Minocycline inhibits poly(ADP-ribose) polymerase-1 at nanomolar concentrations.

Poly(ADP-ribose) polymerase-1 (PARP-1), when activated by DNA damage, promotes both cell death and inflammation. Here we report that PARP-1 enzymatic activity is directly inhibited by minocycline and other tetracycline derivatives that have previously been shown to have neuroprotective and anti-inflammatory actions. These agents were evaluated by using cortical neuron cultures in which PARP-1 activation was induced by the genotoxic agents N-methyl-N'-nitro-N-nitrosoguanidine (MNNG) or 3-morpholinosydnonimine (SIN-1). In both conditions, neuronal death was reduced by >80% either by 10 muM 3,4-dihydro-5-[4-(1-piperidinyl)butoxy]-1(2H)-isoquinolinone, an established PARP inhibitor, or by 100 nM minocycline. Neuronal NAD(+) depletion and poly(ADP-ribose) formation, which are biochemical markers of PARP-1 activation, were also blocked by 100 nM minocycline.
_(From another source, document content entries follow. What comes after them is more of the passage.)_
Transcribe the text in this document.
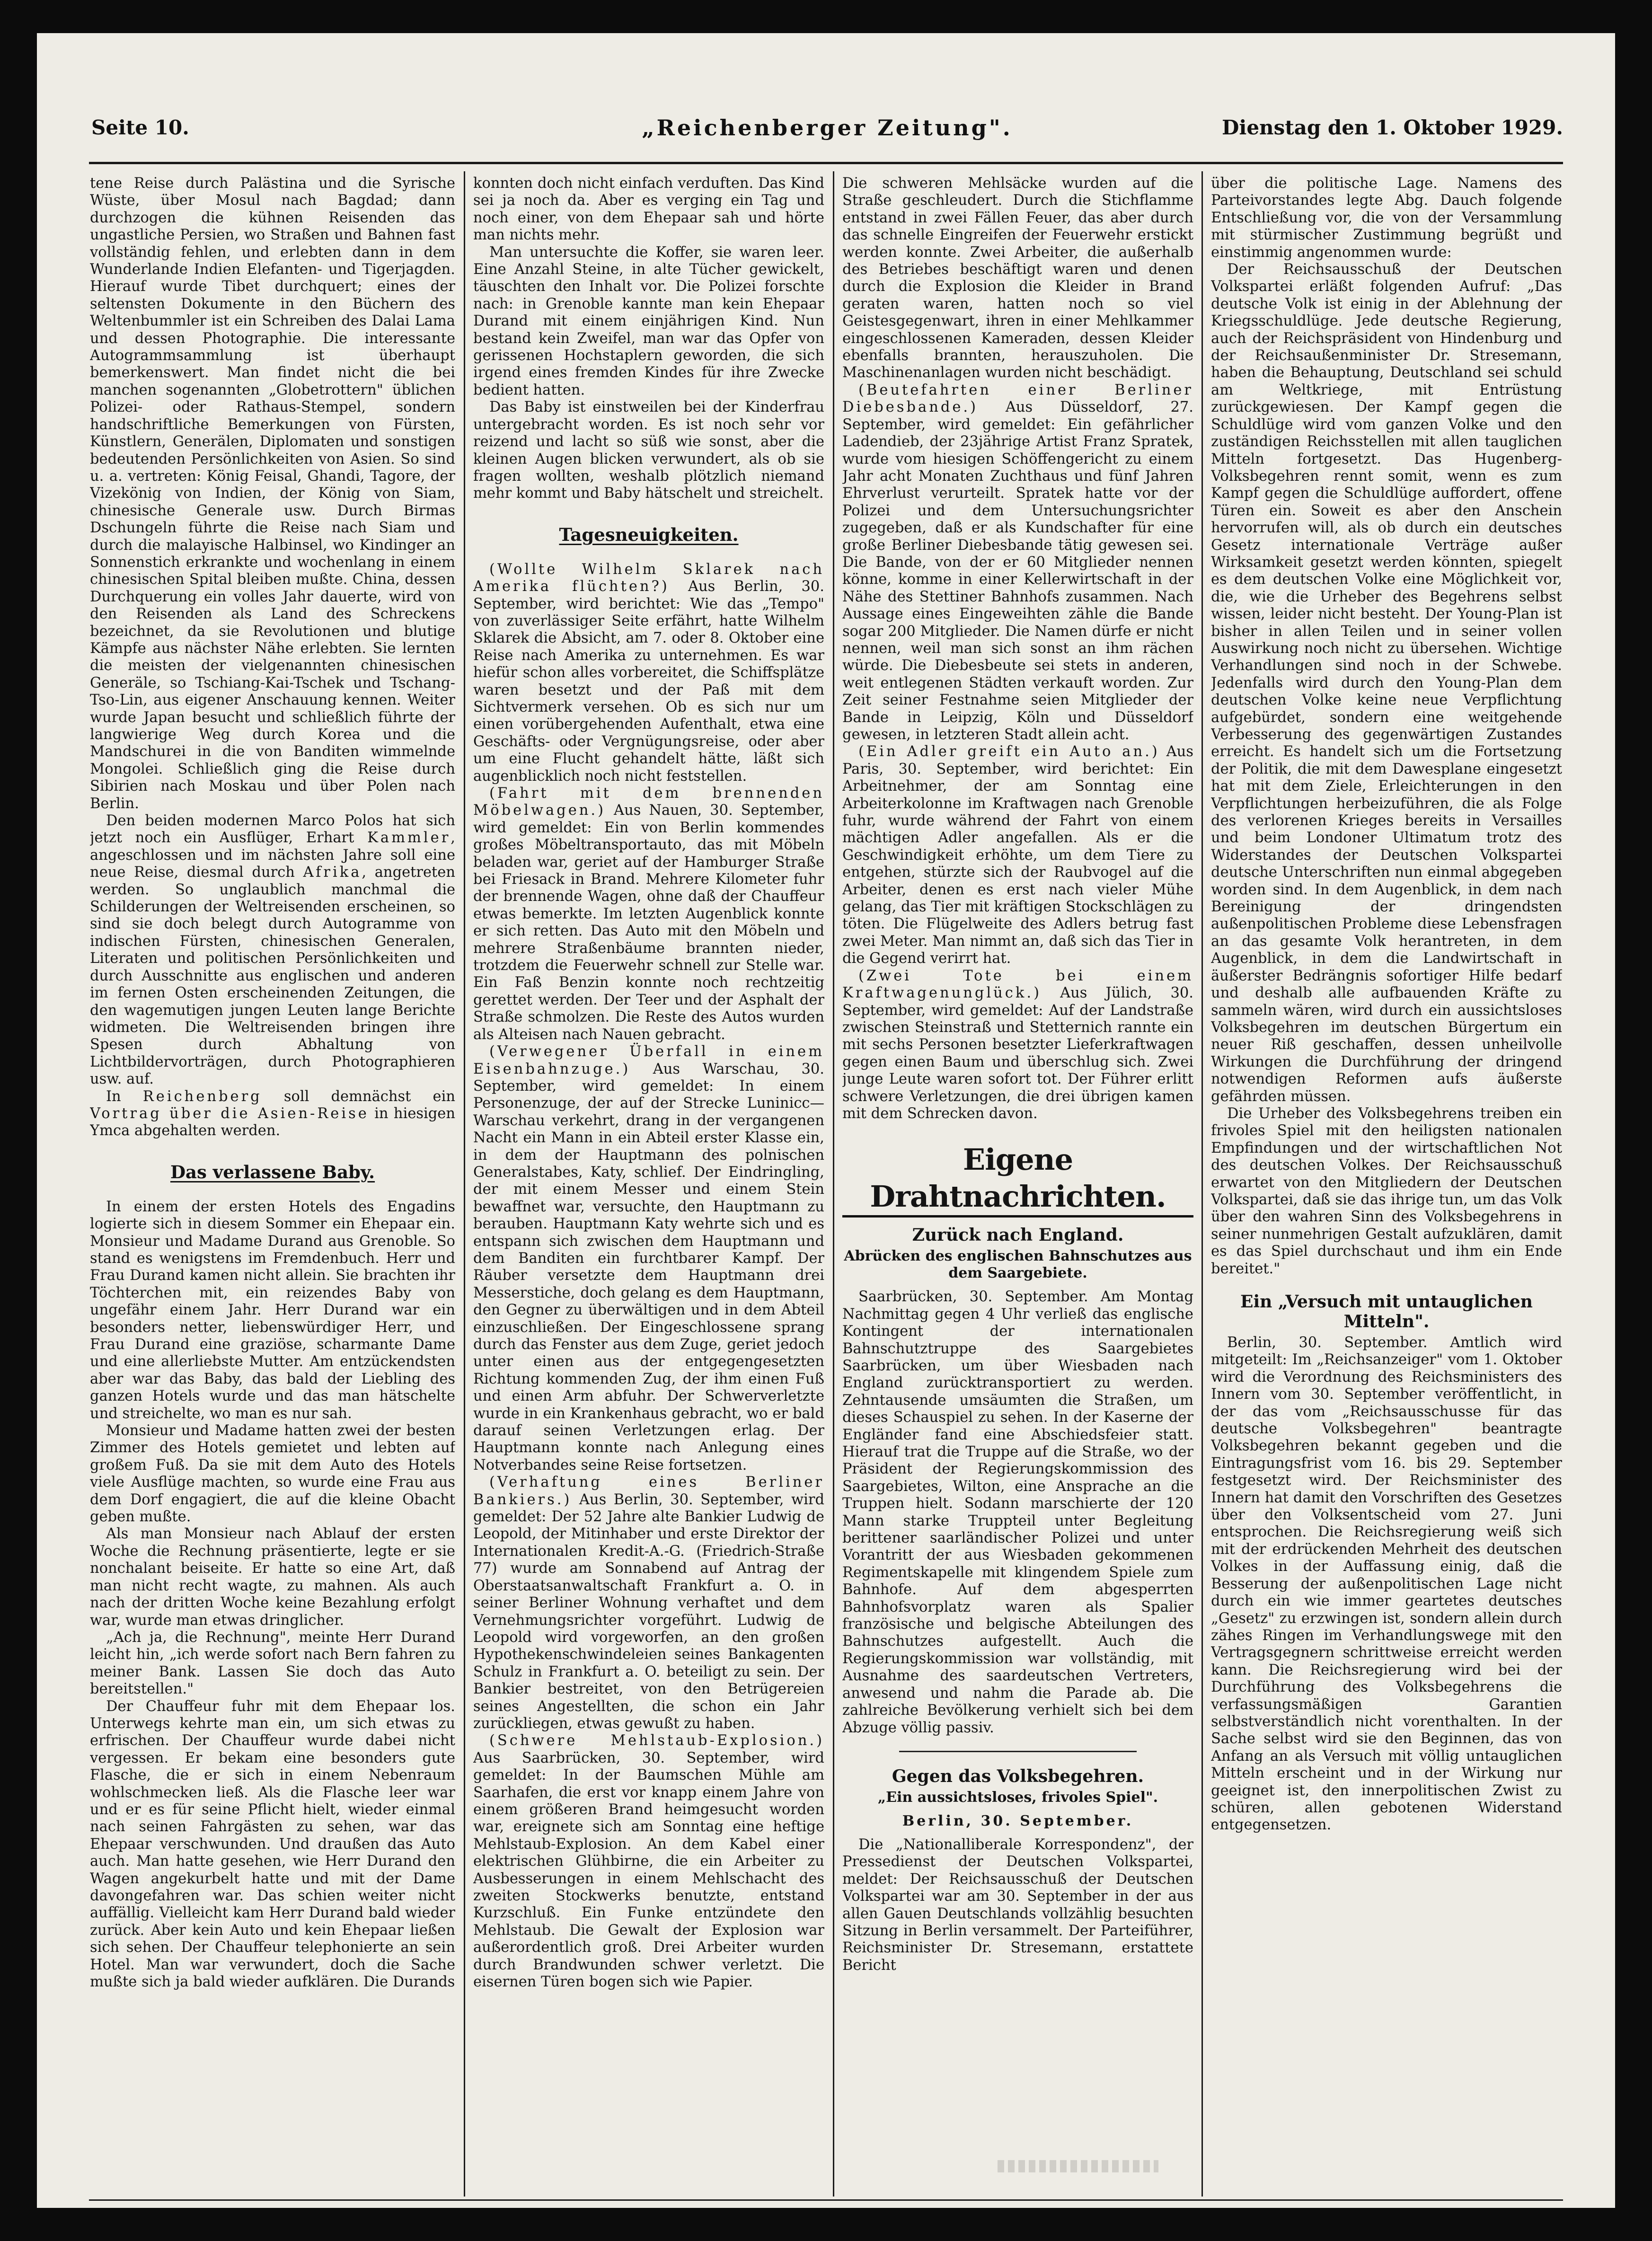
Seite 10.	„Reichenberger Zeitung".	Dienstag den 1. Oktober 1929.

tene Reise durch Palästina und die Syrische Wüste, über Mosul nach Bagdad; dann durchzogen die kühnen Reisenden das ungastliche Persien, wo Straßen und Bahnen fast vollständig fehlen, und erlebten dann in dem Wunderlande Indien Elefanten- und Tigerjagden. Hierauf wurde Tibet durchquert; eines der seltensten Dokumente in den Büchern des Weltenbummler ist ein Schreiben des Dalai Lama und dessen Photographie. Die interessante Autogrammsammlung ist überhaupt bemerkenswert. Man findet nicht die bei manchen sogenannten „Globetrottern" üblichen Polizei- oder Rathaus-Stempel, sondern handschriftliche Bemerkungen von Fürsten, Künstlern, Generälen, Diplomaten und sonstigen bedeutenden Persönlichkeiten von Asien. So sind u. a. vertreten: König Feisal, Ghandi, Tagore, der Vizekönig von Indien, der König von Siam, chinesische Generale usw. Durch Birmas Dschungeln führte die Reise nach Siam und durch die malayische Halbinsel, wo Kindinger an Sonnenstich erkrankte und wochenlang in einem chinesischen Spital bleiben mußte. China, dessen Durchquerung ein volles Jahr dauerte, wird von den Reisenden als Land des Schreckens bezeichnet, da sie Revolutionen und blutige Kämpfe aus nächster Nähe erlebten. Sie lernten die meisten der vielgenannten chinesischen Generäle, so Tschiang-Kai-Tschek und Tschang-Tso-Lin, aus eigener Anschauung kennen. Weiter wurde Japan besucht und schließlich führte der langwierige Weg durch Korea und die Mandschurei in die von Banditen wimmelnde Mongolei. Schließlich ging die Reise durch Sibirien nach Moskau und über Polen nach Berlin.

Den beiden modernen Marco Polos hat sich jetzt noch ein Ausflüger, Erhart Kammler, angeschlossen und im nächsten Jahre soll eine neue Reise, diesmal durch Afrika, angetreten werden. So unglaublich manchmal die Schilderungen der Weltreisenden erscheinen, so sind sie doch belegt durch Autogramme von indischen Fürsten, chinesischen Generalen, Literaten und politischen Persönlichkeiten und durch Ausschnitte aus englischen und anderen im fernen Osten erscheinenden Zeitungen, die den wagemutigen jungen Leuten lange Berichte widmeten. Die Weltreisenden bringen ihre Spesen durch Abhaltung von Lichtbildervorträgen, durch Photographieren usw. auf.

In Reichenberg soll demnächst ein Vortrag über die Asien-Reise in hiesigen Ymca abgehalten werden.

Das verlassene Baby.

In einem der ersten Hotels des Engadins logierte sich in diesem Sommer ein Ehepaar ein. Monsieur und Madame Durand aus Grenoble. So stand es wenigstens im Fremdenbuch. Herr und Frau Durand kamen nicht allein. Sie brachten ihr Töchterchen mit, ein reizendes Baby von ungefähr einem Jahr. Herr Durand war ein besonders netter, liebenswürdiger Herr, und Frau Durand eine graziöse, scharmante Dame und eine allerliebste Mutter. Am entzückendsten aber war das Baby, das bald der Liebling des ganzen Hotels wurde und das man hätschelte und streichelte, wo man es nur sah.

Monsieur und Madame hatten zwei der besten Zimmer des Hotels gemietet und lebten auf großem Fuß. Da sie mit dem Auto des Hotels viele Ausflüge machten, so wurde eine Frau aus dem Dorf engagiert, die auf die kleine Obacht geben mußte.

Als man Monsieur nach Ablauf der ersten Woche die Rechnung präsentierte, legte er sie nonchalant beiseite. Er hatte so eine Art, daß man nicht recht wagte, zu mahnen. Als auch nach der dritten Woche keine Bezahlung erfolgt war, wurde man etwas dringlicher.

„Ach ja, die Rechnung", meinte Herr Durand leicht hin, „ich werde sofort nach Bern fahren zu meiner Bank. Lassen Sie doch das Auto bereitstellen."

Der Chauffeur fuhr mit dem Ehepaar los. Unterwegs kehrte man ein, um sich etwas zu erfrischen. Der Chauffeur wurde dabei nicht vergessen. Er bekam eine besonders gute Flasche, die er sich in einem Nebenraum wohlschmecken ließ. Als die Flasche leer war und er es für seine Pflicht hielt, wieder einmal nach seinen Fahrgästen zu sehen, war das Ehepaar verschwunden. Und draußen das Auto auch. Man hatte gesehen, wie Herr Durand den Wagen angekurbelt hatte und mit der Dame davongefahren war. Das schien weiter nicht auffällig. Vielleicht kam Herr Durand bald wieder zurück. Aber kein Auto und kein Ehepaar ließen sich sehen. Der Chauffeur telephonierte an sein Hotel. Man war verwundert, doch die Sache mußte sich ja bald wieder aufklären. Die Durands

konnten doch nicht einfach verduften. Das Kind sei ja noch da. Aber es verging ein Tag und noch einer, von dem Ehepaar sah und hörte man nichts mehr.

Man untersuchte die Koffer, sie waren leer. Eine Anzahl Steine, in alte Tücher gewickelt, täuschten den Inhalt vor. Die Polizei forschte nach: in Grenoble kannte man kein Ehepaar Durand mit einem einjährigen Kind. Nun bestand kein Zweifel, man war das Opfer von gerissenen Hochstaplern geworden, die sich irgend eines fremden Kindes für ihre Zwecke bedient hatten.

Das Baby ist einstweilen bei der Kinderfrau untergebracht worden. Es ist noch sehr vor reizend und lacht so süß wie sonst, aber die kleinen Augen blicken verwundert, als ob sie fragen wollten, weshalb plötzlich niemand mehr kommt und Baby hätschelt und streichelt.

Tagesneuigkeiten.

(Wollte Wilhelm Sklarek nach Amerika flüchten?) Aus Berlin, 30. September, wird berichtet: Wie das „Tempo" von zuverlässiger Seite erfährt, hatte Wilhelm Sklarek die Absicht, am 7. oder 8. Oktober eine Reise nach Amerika zu unternehmen. Es war hiefür schon alles vorbereitet, die Schiffsplätze waren besetzt und der Paß mit dem Sichtvermerk versehen. Ob es sich nur um einen vorübergehenden Aufenthalt, etwa eine Geschäfts- oder Vergnügungsreise, oder aber um eine Flucht gehandelt hätte, läßt sich augenblicklich noch nicht feststellen.

(Fahrt mit dem brennenden Möbelwagen.) Aus Nauen, 30. September, wird gemeldet: Ein von Berlin kommendes großes Möbeltransportauto, das mit Möbeln beladen war, geriet auf der Hamburger Straße bei Friesack in Brand. Mehrere Kilometer fuhr der brennende Wagen, ohne daß der Chauffeur etwas bemerkte. Im letzten Augenblick konnte er sich retten. Das Auto mit den Möbeln und mehrere Straßenbäume brannten nieder, trotzdem die Feuerwehr schnell zur Stelle war. Ein Faß Benzin konnte noch rechtzeitig gerettet werden. Der Teer und der Asphalt der Straße schmolzen. Die Reste des Autos wurden als Alteisen nach Nauen gebracht.

(Verwegener Überfall in einem Eisenbahnzuge.) Aus Warschau, 30. September, wird gemeldet: In einem Personenzuge, der auf der Strecke Luninicc—Warschau verkehrt, drang in der vergangenen Nacht ein Mann in ein Abteil erster Klasse ein, in dem der Hauptmann des polnischen Generalstabes, Katy, schlief. Der Eindringling, der mit einem Messer und einem Stein bewaffnet war, versuchte, den Hauptmann zu berauben. Hauptmann Katy wehrte sich und es entspann sich zwischen dem Hauptmann und dem Banditen ein furchtbarer Kampf. Der Räuber versetzte dem Hauptmann drei Messerstiche, doch gelang es dem Hauptmann, den Gegner zu überwältigen und in dem Abteil einzuschließen. Der Eingeschlossene sprang durch das Fenster aus dem Zuge, geriet jedoch unter einen aus der entgegengesetzten Richtung kommenden Zug, der ihm einen Fuß und einen Arm abfuhr. Der Schwerverletzte wurde in ein Krankenhaus gebracht, wo er bald darauf seinen Verletzungen erlag. Der Hauptmann konnte nach Anlegung eines Notverbandes seine Reise fortsetzen.

(Verhaftung eines Berliner Bankiers.) Aus Berlin, 30. September, wird gemeldet: Der 52 Jahre alte Bankier Ludwig de Leopold, der Mitinhaber und erste Direktor der Internationalen Kredit-A.-G. (Friedrich-Straße 77) wurde am Sonnabend auf Antrag der Oberstaatsanwaltschaft Frankfurt a. O. in seiner Berliner Wohnung verhaftet und dem Vernehmungsrichter vorgeführt. Ludwig de Leopold wird vorgeworfen, an den großen Hypothekenschwindeleien seines Bankagenten Schulz in Frankfurt a. O. beteiligt zu sein. Der Bankier bestreitet, von den Betrügereien seines Angestellten, die schon ein Jahr zurückliegen, etwas gewußt zu haben.

(Schwere Mehlstaub-Explosion.) Aus Saarbrücken, 30. September, wird gemeldet: In der Baumschen Mühle am Saarhafen, die erst vor knapp einem Jahre von einem größeren Brand heimgesucht worden war, ereignete sich am Sonntag eine heftige Mehlstaub-Explosion. An dem Kabel einer elektrischen Glühbirne, die ein Arbeiter zu Ausbesserungen in einem Mehlschacht des zweiten Stockwerks benutzte, entstand Kurzschluß. Ein Funke entzündete den Mehlstaub. Die Gewalt der Explosion war außerordentlich groß. Drei Arbeiter wurden durch Brandwunden schwer verletzt. Die eisernen Türen bogen sich wie Papier.

Die schweren Mehlsäcke wurden auf die Straße geschleudert. Durch die Stichflamme entstand in zwei Fällen Feuer, das aber durch das schnelle Eingreifen der Feuerwehr erstickt werden konnte. Zwei Arbeiter, die außerhalb des Betriebes beschäftigt waren und denen durch die Explosion die Kleider in Brand geraten waren, hatten noch so viel Geistesgegenwart, ihren in einer Mehlkammer eingeschlossenen Kameraden, dessen Kleider ebenfalls brannten, herauszuholen. Die Maschinenanlagen wurden nicht beschädigt.

(Beutefahrten einer Berliner Diebesbande.) Aus Düsseldorf, 27. September, wird gemeldet: Ein gefährlicher Ladendieb, der 23jährige Artist Franz Spratek, wurde vom hiesigen Schöffengericht zu einem Jahr acht Monaten Zuchthaus und fünf Jahren Ehrverlust verurteilt. Spratek hatte vor der Polizei und dem Untersuchungsrichter zugegeben, daß er als Kundschafter für eine große Berliner Diebesbande tätig gewesen sei. Die Bande, von der er 60 Mitglieder nennen könne, komme in einer Kellerwirtschaft in der Nähe des Stettiner Bahnhofs zusammen. Nach Aussage eines Eingeweihten zähle die Bande sogar 200 Mitglieder. Die Namen dürfe er nicht nennen, weil man sich sonst an ihm rächen würde. Die Diebesbeute sei stets in anderen, weit entlegenen Städten verkauft worden. Zur Zeit seiner Festnahme seien Mitglieder der Bande in Leipzig, Köln und Düsseldorf gewesen, in letzteren Stadt allein acht.

(Ein Adler greift ein Auto an.) Aus Paris, 30. September, wird berichtet: Ein Arbeitnehmer, der am Sonntag eine Arbeiterkolonne im Kraftwagen nach Grenoble fuhr, wurde während der Fahrt von einem mächtigen Adler angefallen. Als er die Geschwindigkeit erhöhte, um dem Tiere zu entgehen, stürzte sich der Raubvogel auf die Arbeiter, denen es erst nach vieler Mühe gelang, das Tier mit kräftigen Stockschlägen zu töten. Die Flügelweite des Adlers betrug fast zwei Meter. Man nimmt an, daß sich das Tier in die Gegend verirrt hat.

(Zwei Tote bei einem Kraftwagenunglück.) Aus Jülich, 30. September, wird gemeldet: Auf der Landstraße zwischen Steinstraß und Stetternich rannte ein mit sechs Personen besetzter Lieferkraftwagen gegen einen Baum und überschlug sich. Zwei junge Leute waren sofort tot. Der Führer erlitt schwere Verletzungen, die drei übrigen kamen mit dem Schrecken davon.

Eigene Drahtnachrichten.
Zurück nach England.
Abrücken des englischen Bahnschutzes aus dem Saargebiete.

Saarbrücken, 30. September. Am Montag Nachmittag gegen 4 Uhr verließ das englische Kontingent der internationalen Bahnschutztruppe des Saargebietes Saarbrücken, um über Wiesbaden nach England zurücktransportiert zu werden. Zehntausende umsäumten die Straßen, um dieses Schauspiel zu sehen. In der Kaserne der Engländer fand eine Abschiedsfeier statt. Hierauf trat die Truppe auf die Straße, wo der Präsident der Regierungskommission des Saargebietes, Wilton, eine Ansprache an die Truppen hielt. Sodann marschierte der 120 Mann starke Truppteil unter Begleitung berittener saarländischer Polizei und unter Vorantritt der aus Wiesbaden gekommenen Regimentskapelle mit klingendem Spiele zum Bahnhofe. Auf dem abgesperrten Bahnhofsvorplatz waren als Spalier französische und belgische Abteilungen des Bahnschutzes aufgestellt. Auch die Regierungskommission war vollständig, mit Ausnahme des saardeutschen Vertreters, anwesend und nahm die Parade ab. Die zahlreiche Bevölkerung verhielt sich bei dem Abzuge völlig passiv.

Gegen das Volksbegehren.
„Ein aussichtsloses, frivoles Spiel".
Berlin, 30. September.

Die „Nationalliberale Korrespondenz", der Pressedienst der Deutschen Volkspartei, meldet: Der Reichsausschuß der Deutschen Volkspartei war am 30. September in der aus allen Gauen Deutschlands vollzählig besuchten Sitzung in Berlin versammelt. Der Parteiführer, Reichsminister Dr. Stresemann, erstattete Bericht

über die politische Lage. Namens des Parteivorstandes legte Abg. Dauch folgende Entschließung vor, die von der Versammlung mit stürmischer Zustimmung begrüßt und einstimmig angenommen wurde:

Der Reichsausschuß der Deutschen Volkspartei erläßt folgenden Aufruf: „Das deutsche Volk ist einig in der Ablehnung der Kriegsschuldlüge. Jede deutsche Regierung, auch der Reichspräsident von Hindenburg und der Reichsaußenminister Dr. Stresemann, haben die Behauptung, Deutschland sei schuld am Weltkriege, mit Entrüstung zurückgewiesen. Der Kampf gegen die Schuldlüge wird vom ganzen Volke und den zuständigen Reichsstellen mit allen tauglichen Mitteln fortgesetzt. Das Hugenberg-Volksbegehren rennt somit, wenn es zum Kampf gegen die Schuldlüge auffordert, offene Türen ein. Soweit es aber den Anschein hervorrufen will, als ob durch ein deutsches Gesetz internationale Verträge außer Wirksamkeit gesetzt werden könnten, spiegelt es dem deutschen Volke eine Möglichkeit vor, die, wie die Urheber des Begehrens selbst wissen, leider nicht besteht. Der Young-Plan ist bisher in allen Teilen und in seiner vollen Auswirkung noch nicht zu übersehen. Wichtige Verhandlungen sind noch in der Schwebe. Jedenfalls wird durch den Young-Plan dem deutschen Volke keine neue Verpflichtung aufgebürdet, sondern eine weitgehende Verbesserung des gegenwärtigen Zustandes erreicht. Es handelt sich um die Fortsetzung der Politik, die mit dem Dawesplane eingesetzt hat mit dem Ziele, Erleichterungen in den Verpflichtungen herbeizuführen, die als Folge des verlorenen Krieges bereits in Versailles und beim Londoner Ultimatum trotz des Widerstandes der Deutschen Volkspartei deutsche Unterschriften nun einmal abgegeben worden sind. In dem Augenblick, in dem nach Bereinigung der dringendsten außenpolitischen Probleme diese Lebensfragen an das gesamte Volk herantreten, in dem Augenblick, in dem die Landwirtschaft in äußerster Bedrängnis sofortiger Hilfe bedarf und deshalb alle aufbauenden Kräfte zu sammeln wären, wird durch ein aussichtsloses Volksbegehren im deutschen Bürgertum ein neuer Riß geschaffen, dessen unheilvolle Wirkungen die Durchführung der dringend notwendigen Reformen aufs äußerste gefährden müssen.

Die Urheber des Volksbegehrens treiben ein frivoles Spiel mit den heiligsten nationalen Empfindungen und der wirtschaftlichen Not des deutschen Volkes. Der Reichsausschuß erwartet von den Mitgliedern der Deutschen Volkspartei, daß sie das ihrige tun, um das Volk über den wahren Sinn des Volksbegehrens in seiner nunmehrigen Gestalt aufzuklären, damit es das Spiel durchschaut und ihm ein Ende bereitet."

Ein „Versuch mit untauglichen Mitteln".

Berlin, 30. September. Amtlich wird mitgeteilt: Im „Reichsanzeiger" vom 1. Oktober wird die Verordnung des Reichsministers des Innern vom 30. September veröffentlicht, in der das vom „Reichsausschusse für das deutsche Volksbegehren" beantragte Volksbegehren bekannt gegeben und die Eintragungsfrist vom 16. bis 29. September festgesetzt wird. Der Reichsminister des Innern hat damit den Vorschriften des Gesetzes über den Volksentscheid vom 27. Juni entsprochen. Die Reichsregierung weiß sich mit der erdrückenden Mehrheit des deutschen Volkes in der Auffassung einig, daß die Besserung der außenpolitischen Lage nicht durch ein wie immer geartetes deutsches „Gesetz" zu erzwingen ist, sondern allein durch zähes Ringen im Verhandlungswege mit den Vertragsgegnern schrittweise erreicht werden kann. Die Reichsregierung wird bei der Durchführung des Volksbegehrens die verfassungsmäßigen Garantien selbstverständlich nicht vorenthalten. In der Sache selbst wird sie den Beginnen, das von Anfang an als Versuch mit völlig untauglichen Mitteln erscheint und in der Wirkung nur geeignet ist, den innerpolitischen Zwist zu schüren, allen gebotenen Widerstand entgegensetzen.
A direct, competitive inhibition of PARP-1 by minocycline (K(i) = 13.8 +/- 1.5 nM) was confirmed by using recombinant PARP-1 in a cell-free assay. Comparison of several tetracycline derivatives showed a strong correlation (r(2) = 0.87) between potency as a PARP-1 inhibitor and potency as a neuroprotective agent during MNNG incubations, with the rank order of potency being minocycline > doxycycline > demeclocycline > chlortetracycline. These compounds are known to have other actions that could contribute their neuroprotective effects, but at far higher concentrations than shown here to inhibit PARP-1. The neuroprotective and antiinflammatory effects of minocycline and other tetracycline derivatives may be attributable to PARP-1 inhibition in some settings.